An FCC draft order would approve a cable/telco pole-attachment petition aimed at preventing power companies from charging telecom providers higher rates than they charge cable companies, agency and industry officials told us Friday. After the commission approved an order in 2011 aimed at driving traditionally higher telecom pole-attachment rates down to cable rate levels, NCTA along with Comptel and Level 3 filed a petition for reconsideration asking the agency to close a cost-allocation “loophole” that power companies could use to keep the telecom rates higher. “We are optimistic that the order will promote broadband investment by closing the loophole that enables pole owners to charge higher rates for telecommunications attachments," an NCTA spokesman emailed us. The issue took on more urgency after the FCC in February reclassified broadband as a telecom service under Title II of the Communications Act because some believe power companies could use the reclassification to charge cable broadband providers the higher telecom rates. FCC Chairman Tom Wheeler suggested the agency would take corrective action and he recently circulated a draft order that agency and industry officials told us would approve the NCTA request. Granting NCTA’s petition “would promote broadband investment and competition by ensuring the rate for telecommunications attachments is comparable to the rate for cable attachments in all circumstances, just as the Commission intended” in its 2011 order, said an NCTA filing posted Thursday in docket 07-245. Power companies oppose the petition. A power industry representative had no comment.
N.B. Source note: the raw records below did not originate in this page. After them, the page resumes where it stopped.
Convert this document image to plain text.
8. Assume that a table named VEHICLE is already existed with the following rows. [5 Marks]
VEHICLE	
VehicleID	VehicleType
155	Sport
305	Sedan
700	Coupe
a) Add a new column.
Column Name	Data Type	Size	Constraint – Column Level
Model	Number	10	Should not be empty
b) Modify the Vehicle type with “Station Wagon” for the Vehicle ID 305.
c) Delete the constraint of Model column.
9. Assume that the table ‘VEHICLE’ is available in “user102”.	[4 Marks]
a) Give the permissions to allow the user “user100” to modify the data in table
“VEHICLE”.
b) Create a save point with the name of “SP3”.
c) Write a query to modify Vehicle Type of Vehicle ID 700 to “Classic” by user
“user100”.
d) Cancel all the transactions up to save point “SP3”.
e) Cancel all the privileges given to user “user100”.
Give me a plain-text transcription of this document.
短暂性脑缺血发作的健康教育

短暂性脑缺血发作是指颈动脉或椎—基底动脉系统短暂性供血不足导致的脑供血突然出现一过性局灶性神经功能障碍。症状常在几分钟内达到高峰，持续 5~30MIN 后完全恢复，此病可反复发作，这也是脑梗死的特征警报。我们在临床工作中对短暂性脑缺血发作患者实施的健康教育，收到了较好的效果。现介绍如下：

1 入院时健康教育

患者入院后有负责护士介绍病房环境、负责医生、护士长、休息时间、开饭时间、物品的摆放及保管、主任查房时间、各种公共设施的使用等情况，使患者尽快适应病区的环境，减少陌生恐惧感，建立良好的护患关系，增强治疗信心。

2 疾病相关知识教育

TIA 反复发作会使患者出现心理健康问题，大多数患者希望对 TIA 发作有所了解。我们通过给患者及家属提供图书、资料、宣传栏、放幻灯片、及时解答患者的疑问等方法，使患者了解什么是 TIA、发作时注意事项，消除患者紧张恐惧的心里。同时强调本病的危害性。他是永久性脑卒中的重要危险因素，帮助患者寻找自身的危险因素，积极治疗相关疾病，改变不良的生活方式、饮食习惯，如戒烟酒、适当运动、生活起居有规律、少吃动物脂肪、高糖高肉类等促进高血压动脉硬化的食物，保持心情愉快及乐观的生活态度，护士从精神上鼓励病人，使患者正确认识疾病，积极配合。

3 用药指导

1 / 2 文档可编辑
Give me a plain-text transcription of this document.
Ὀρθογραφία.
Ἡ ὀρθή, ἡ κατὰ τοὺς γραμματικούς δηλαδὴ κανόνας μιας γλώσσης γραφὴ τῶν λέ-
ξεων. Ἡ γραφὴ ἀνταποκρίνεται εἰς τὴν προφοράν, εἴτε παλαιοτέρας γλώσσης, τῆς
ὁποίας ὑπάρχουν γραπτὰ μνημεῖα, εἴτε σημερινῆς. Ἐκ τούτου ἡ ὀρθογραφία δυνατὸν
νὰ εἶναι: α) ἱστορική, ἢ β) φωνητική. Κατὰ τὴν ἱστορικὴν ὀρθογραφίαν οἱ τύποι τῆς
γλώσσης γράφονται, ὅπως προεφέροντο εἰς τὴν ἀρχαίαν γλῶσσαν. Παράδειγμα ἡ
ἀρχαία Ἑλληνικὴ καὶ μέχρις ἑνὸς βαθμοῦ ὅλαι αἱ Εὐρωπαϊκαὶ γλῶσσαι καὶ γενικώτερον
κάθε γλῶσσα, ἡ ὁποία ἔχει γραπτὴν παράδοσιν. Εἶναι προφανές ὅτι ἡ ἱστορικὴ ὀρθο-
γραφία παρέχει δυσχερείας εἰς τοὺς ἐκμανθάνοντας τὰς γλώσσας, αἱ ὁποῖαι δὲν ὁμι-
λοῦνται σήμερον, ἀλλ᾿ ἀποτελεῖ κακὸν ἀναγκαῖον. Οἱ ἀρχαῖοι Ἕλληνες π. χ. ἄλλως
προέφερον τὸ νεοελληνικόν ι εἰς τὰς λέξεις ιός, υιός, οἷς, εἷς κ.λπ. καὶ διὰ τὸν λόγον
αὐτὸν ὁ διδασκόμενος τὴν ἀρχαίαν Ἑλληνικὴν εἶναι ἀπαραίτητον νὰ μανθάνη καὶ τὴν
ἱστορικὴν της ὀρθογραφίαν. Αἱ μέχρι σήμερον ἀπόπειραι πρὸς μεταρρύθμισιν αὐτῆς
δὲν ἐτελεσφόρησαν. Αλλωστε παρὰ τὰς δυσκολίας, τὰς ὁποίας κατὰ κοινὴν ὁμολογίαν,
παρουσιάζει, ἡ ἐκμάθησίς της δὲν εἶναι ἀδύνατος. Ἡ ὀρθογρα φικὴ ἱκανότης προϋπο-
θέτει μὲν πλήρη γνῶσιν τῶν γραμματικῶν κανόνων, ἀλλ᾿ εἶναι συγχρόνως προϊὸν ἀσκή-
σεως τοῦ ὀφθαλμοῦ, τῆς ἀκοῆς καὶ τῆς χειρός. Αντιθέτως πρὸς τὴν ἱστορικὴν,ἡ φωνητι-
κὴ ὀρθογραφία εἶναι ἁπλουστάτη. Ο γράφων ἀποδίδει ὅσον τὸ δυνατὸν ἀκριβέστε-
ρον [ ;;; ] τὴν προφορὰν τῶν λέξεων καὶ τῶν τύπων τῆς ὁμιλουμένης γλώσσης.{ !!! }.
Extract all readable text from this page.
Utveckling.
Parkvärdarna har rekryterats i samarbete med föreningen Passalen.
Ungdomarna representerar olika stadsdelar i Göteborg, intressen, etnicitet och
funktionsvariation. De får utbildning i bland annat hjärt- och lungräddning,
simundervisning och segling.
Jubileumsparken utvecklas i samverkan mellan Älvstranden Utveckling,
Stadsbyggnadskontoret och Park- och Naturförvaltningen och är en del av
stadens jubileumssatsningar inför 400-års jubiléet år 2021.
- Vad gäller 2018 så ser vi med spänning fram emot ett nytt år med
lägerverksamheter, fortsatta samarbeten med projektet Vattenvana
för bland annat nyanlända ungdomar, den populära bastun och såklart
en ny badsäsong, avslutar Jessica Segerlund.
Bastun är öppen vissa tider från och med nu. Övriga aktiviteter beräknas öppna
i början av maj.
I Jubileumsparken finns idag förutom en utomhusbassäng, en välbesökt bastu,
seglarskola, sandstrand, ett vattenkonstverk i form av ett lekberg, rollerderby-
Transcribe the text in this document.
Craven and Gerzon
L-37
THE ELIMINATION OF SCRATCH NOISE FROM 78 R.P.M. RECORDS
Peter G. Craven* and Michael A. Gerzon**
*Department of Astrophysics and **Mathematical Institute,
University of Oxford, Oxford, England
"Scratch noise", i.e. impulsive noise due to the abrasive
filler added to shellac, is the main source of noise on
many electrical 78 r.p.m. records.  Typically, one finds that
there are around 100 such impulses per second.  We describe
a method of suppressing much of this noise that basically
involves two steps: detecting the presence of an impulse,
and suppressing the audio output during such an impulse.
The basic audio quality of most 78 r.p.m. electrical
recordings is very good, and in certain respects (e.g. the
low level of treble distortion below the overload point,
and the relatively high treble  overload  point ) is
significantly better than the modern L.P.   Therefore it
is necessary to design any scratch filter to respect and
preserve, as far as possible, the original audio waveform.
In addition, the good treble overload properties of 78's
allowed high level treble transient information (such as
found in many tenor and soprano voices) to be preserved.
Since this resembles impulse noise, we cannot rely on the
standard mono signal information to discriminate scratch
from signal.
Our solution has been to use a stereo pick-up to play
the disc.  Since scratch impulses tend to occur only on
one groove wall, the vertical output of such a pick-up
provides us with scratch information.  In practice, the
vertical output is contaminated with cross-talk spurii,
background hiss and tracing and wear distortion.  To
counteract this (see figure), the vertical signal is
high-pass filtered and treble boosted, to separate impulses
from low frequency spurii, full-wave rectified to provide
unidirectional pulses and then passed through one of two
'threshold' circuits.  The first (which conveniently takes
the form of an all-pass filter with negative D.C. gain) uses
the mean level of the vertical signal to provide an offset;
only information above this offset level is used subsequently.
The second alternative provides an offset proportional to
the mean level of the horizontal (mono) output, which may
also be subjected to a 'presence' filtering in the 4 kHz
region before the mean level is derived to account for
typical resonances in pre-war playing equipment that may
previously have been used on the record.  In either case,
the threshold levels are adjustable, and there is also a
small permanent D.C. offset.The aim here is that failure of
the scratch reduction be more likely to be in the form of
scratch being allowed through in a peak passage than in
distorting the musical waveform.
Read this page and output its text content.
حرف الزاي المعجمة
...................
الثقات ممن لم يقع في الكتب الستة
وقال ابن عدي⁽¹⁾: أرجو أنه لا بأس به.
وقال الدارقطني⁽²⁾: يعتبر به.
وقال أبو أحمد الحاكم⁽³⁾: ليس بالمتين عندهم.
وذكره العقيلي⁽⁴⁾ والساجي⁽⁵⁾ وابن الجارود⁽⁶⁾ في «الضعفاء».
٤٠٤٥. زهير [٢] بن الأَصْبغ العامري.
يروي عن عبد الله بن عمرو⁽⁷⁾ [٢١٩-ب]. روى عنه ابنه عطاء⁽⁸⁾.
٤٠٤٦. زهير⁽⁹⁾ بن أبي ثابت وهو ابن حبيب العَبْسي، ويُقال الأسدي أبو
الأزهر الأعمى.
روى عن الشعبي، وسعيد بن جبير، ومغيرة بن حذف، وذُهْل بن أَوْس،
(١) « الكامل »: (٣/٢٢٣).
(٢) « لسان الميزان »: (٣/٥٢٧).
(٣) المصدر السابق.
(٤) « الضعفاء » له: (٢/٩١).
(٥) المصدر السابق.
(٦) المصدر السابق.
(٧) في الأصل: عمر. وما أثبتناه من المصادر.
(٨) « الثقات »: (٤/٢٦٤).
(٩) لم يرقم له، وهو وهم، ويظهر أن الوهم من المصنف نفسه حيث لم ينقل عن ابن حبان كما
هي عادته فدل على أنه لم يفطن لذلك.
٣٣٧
The Washington, D.C., City Council’s proposal to heavily regulate Airbnb is an “atrocious public policy” that will stifle innovation and prevent necessary competition in the hospitality industry, said CEA President Gary Shapiro in a news release Thursday. "Airbnb helps D.C. visitors find affordable accommodations, while allowing D.C. citizens to earn supplemental income while sharing their love of this city,” Shapiro said. “Legislating higher prices and fewer choices” will harm D.C.’s reputation as a tech-friendly, pro-business city, he said.